Au fil des six tomes, le cadre s’élargit. On découvre les personnages qui gravitent autour de la boutique — Momo et ses zones d’ombre, Kura et son passé douloureux —, puis des figures historiques réelles font leur apparition, côté japonais comme côté français. Miyo grandit, gagne en assurance, et finit par se rendre elle-même à Paris. Kan Takahama nourrit chaque fin de chapitre de notes documentaires sur les objets et les événements évoqués, ce qui donne au manga une dimension pédagogique sans jamais alourdir le récit. La série a remporté le prix d’excellence du Japan Media Arts Festival en 2018 et le Grand Prix Osamu Tezuka — la récompense la plus prestigieuse du manga au Japon — en 2020.

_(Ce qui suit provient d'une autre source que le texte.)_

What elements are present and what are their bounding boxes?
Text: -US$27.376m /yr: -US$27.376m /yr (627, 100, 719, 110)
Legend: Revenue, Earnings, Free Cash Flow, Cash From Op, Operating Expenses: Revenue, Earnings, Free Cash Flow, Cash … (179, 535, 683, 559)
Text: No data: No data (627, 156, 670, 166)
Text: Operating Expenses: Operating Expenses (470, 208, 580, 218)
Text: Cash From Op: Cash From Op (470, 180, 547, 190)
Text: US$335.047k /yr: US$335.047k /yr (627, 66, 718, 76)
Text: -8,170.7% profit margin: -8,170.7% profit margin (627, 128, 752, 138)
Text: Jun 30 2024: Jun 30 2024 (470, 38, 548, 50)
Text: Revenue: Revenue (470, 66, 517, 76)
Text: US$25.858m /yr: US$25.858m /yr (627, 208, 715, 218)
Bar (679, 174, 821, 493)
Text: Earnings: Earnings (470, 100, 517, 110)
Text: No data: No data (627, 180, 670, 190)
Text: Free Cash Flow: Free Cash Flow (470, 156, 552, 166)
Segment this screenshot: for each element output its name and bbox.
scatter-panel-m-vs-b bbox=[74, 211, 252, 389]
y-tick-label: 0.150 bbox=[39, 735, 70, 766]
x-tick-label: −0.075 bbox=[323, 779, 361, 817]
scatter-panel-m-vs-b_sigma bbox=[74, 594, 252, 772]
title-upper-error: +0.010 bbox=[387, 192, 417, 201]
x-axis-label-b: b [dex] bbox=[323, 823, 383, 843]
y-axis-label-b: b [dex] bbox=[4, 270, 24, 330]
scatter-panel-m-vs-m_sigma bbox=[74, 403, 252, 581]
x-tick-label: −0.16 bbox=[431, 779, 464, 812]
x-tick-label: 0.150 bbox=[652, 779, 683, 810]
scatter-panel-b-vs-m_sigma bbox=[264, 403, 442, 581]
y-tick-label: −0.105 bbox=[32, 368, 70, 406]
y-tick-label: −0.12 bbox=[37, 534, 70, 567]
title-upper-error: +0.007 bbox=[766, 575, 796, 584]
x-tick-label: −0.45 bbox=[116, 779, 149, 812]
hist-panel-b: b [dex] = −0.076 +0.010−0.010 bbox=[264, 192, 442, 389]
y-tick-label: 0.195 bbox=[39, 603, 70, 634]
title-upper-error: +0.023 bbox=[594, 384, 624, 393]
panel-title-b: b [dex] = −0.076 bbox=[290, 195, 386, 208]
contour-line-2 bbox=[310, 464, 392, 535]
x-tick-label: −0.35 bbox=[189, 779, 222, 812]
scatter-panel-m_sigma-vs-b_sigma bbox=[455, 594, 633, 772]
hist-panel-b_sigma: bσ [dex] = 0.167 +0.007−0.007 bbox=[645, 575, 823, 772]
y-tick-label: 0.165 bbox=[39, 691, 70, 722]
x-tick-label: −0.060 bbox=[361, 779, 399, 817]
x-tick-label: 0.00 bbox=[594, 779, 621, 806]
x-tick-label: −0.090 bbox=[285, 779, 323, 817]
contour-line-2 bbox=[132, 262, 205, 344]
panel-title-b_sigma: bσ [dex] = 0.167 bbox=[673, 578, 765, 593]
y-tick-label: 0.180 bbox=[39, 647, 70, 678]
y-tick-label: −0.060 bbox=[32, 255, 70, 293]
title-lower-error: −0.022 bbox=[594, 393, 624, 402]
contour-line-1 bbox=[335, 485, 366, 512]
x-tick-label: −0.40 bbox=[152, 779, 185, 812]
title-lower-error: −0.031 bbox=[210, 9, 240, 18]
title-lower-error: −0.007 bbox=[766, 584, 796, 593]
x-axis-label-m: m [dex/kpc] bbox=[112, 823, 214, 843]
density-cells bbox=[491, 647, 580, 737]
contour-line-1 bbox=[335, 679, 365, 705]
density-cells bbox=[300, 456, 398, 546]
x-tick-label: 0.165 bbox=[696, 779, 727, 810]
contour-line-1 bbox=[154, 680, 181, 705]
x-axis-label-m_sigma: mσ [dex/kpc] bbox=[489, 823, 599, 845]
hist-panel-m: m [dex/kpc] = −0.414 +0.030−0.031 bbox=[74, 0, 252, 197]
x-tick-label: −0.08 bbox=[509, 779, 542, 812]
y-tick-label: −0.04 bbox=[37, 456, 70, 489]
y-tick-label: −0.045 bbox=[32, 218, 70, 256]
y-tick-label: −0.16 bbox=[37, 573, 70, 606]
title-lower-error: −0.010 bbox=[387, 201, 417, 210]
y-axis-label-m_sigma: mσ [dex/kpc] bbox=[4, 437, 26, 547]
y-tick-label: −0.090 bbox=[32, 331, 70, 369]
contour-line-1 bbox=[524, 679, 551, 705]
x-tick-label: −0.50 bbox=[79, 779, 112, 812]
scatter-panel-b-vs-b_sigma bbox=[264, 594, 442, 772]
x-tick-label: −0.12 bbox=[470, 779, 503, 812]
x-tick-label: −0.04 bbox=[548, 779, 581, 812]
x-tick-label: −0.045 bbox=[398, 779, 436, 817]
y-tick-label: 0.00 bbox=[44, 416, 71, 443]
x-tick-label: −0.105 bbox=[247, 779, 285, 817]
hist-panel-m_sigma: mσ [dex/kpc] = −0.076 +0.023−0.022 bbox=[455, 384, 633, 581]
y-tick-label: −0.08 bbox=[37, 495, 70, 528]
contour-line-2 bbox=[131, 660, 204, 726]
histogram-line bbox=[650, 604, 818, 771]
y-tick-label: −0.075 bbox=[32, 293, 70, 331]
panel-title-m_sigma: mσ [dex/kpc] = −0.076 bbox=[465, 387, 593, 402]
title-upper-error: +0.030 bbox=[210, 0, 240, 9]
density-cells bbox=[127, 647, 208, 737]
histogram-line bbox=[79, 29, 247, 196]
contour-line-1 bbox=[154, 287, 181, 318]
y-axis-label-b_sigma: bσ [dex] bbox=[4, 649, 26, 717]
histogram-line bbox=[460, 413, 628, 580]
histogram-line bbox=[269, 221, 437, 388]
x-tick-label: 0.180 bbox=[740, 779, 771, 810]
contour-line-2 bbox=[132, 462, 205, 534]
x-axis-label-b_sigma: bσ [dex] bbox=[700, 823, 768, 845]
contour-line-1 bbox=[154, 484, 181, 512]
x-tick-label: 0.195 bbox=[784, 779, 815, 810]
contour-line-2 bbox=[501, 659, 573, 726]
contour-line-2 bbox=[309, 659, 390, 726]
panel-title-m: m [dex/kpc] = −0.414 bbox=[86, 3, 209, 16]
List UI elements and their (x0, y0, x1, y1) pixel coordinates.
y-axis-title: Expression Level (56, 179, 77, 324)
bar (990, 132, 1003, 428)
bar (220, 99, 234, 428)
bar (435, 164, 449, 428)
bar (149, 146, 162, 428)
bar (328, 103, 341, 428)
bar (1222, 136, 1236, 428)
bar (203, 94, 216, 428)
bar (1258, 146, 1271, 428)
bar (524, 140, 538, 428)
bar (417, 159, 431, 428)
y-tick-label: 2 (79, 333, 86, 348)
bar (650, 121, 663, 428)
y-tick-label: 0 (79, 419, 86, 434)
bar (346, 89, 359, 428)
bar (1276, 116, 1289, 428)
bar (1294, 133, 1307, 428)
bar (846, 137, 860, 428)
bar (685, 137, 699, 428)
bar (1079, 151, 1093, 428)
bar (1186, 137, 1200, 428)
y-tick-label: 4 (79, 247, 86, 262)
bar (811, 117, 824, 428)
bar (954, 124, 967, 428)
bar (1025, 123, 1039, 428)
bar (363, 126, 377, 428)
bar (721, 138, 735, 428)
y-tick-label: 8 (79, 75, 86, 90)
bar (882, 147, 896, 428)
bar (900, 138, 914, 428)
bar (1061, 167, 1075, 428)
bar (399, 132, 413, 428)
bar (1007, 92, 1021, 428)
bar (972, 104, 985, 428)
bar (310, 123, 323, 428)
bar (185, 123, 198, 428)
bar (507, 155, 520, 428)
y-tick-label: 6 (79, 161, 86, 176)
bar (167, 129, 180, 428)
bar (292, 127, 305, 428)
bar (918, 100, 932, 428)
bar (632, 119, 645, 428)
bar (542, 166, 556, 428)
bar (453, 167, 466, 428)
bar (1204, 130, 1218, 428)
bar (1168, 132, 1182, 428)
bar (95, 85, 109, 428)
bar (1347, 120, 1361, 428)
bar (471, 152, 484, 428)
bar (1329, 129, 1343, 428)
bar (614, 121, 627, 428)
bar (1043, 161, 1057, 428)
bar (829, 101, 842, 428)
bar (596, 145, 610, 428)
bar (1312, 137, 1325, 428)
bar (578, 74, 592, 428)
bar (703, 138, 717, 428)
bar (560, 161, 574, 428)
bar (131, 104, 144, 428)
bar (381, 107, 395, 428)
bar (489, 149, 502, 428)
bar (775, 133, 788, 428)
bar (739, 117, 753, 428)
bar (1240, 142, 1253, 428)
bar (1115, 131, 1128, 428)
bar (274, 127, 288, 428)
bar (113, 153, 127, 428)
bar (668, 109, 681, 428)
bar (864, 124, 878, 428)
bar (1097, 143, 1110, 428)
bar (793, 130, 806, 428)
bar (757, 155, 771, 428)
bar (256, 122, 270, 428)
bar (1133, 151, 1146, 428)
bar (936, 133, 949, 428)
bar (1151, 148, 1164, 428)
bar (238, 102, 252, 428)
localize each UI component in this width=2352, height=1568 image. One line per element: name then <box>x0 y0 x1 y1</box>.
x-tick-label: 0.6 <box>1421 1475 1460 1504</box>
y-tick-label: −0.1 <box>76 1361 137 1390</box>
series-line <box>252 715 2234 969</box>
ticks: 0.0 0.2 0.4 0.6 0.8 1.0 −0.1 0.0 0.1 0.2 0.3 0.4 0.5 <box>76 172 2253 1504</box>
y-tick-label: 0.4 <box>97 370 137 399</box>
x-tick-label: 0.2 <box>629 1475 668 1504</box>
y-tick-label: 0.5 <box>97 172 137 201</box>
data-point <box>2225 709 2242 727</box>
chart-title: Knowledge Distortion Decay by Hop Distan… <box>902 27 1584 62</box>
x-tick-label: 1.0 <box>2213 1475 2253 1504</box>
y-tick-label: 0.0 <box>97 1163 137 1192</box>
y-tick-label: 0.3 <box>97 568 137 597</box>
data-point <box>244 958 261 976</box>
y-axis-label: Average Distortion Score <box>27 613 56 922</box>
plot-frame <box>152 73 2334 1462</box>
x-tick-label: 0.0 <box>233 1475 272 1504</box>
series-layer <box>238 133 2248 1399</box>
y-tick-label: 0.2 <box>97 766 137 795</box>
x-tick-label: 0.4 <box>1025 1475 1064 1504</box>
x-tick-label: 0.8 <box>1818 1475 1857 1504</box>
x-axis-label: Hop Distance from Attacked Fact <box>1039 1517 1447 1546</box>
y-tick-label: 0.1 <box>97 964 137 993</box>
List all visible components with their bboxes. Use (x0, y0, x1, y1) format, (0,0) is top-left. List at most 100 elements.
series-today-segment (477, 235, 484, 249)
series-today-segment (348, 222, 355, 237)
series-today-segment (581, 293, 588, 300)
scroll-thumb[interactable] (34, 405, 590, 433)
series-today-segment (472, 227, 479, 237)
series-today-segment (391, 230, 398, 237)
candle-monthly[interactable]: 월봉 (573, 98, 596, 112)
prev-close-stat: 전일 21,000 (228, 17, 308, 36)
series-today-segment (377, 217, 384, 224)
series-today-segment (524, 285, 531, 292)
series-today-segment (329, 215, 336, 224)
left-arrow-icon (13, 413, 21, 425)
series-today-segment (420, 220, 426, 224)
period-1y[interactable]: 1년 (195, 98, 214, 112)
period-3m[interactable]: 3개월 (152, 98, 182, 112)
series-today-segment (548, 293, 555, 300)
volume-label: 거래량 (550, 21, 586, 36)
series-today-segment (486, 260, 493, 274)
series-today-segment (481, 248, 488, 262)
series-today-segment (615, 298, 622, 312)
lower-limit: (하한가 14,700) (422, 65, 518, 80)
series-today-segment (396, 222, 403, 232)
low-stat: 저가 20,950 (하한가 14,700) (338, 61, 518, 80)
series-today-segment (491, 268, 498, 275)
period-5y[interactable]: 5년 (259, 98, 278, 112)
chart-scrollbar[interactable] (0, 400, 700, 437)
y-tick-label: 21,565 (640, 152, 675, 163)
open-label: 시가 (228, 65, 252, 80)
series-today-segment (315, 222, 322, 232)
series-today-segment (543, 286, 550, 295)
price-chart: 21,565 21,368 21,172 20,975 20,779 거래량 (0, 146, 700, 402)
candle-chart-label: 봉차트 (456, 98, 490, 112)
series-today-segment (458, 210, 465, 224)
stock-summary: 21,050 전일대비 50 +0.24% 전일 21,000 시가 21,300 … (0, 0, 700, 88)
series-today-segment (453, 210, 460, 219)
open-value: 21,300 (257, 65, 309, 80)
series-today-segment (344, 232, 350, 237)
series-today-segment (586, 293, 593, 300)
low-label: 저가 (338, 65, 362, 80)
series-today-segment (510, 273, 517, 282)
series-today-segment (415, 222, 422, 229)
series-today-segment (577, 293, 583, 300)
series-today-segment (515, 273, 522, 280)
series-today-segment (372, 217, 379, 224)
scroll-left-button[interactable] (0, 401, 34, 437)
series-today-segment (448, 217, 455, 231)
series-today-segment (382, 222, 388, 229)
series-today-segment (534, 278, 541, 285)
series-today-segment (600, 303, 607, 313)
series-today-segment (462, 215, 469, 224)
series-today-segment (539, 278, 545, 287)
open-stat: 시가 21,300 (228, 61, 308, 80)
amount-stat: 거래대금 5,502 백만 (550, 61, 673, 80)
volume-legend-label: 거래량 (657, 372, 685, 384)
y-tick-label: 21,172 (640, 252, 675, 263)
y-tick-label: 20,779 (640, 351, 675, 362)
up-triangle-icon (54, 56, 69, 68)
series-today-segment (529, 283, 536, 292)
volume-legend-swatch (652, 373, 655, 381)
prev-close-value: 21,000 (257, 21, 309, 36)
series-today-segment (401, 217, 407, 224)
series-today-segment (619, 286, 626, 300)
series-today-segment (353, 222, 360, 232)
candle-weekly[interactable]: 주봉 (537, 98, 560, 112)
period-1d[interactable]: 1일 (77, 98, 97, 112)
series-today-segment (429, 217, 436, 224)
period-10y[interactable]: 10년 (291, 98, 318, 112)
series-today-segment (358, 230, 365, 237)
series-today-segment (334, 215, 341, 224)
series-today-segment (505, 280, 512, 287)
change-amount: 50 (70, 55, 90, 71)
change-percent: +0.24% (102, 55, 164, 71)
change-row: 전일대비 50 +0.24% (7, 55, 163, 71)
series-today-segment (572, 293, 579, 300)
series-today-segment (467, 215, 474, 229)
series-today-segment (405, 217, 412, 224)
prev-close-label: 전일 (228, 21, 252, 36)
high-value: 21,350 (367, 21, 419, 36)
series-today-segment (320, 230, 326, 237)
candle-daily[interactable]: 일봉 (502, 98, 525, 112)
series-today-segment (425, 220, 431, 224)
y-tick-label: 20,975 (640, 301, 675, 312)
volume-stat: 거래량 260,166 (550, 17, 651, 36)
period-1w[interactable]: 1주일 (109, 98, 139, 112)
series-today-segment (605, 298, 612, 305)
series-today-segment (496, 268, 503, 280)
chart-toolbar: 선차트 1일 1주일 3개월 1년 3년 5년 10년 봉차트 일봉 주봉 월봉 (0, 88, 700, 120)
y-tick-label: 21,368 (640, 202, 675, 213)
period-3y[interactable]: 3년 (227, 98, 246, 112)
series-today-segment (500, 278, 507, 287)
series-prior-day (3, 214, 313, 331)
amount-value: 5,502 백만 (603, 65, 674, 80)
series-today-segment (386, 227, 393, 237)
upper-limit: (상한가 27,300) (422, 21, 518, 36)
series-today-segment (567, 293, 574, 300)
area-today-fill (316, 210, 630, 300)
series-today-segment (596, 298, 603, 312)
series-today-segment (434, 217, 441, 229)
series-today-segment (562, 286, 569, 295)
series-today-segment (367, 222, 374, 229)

Prépubliée dans le Monthly Comic Ran entre 2015 et 2019, La Lanterne de Nyx est complète en six tomes, publiés en France par Glénat. De tous les titres de Kan Takahama disponibles en français — Le Dernier envol du papillon, Tokyo, amour et libertés —, c’est le plus ambitieux et le plus accessible : six tomes pour raconter comment deux civilisations se découvrent à travers les objets qu’elles s’échangent.

Tranche d’âge conseillée : seinen, à partir de 13 ans. Recommandé en CDI de collège (4e-3e). Aucun contenu sensible malgré la catégorisation seinen ; bien plus accessible que les autres titres de Kan Takahama.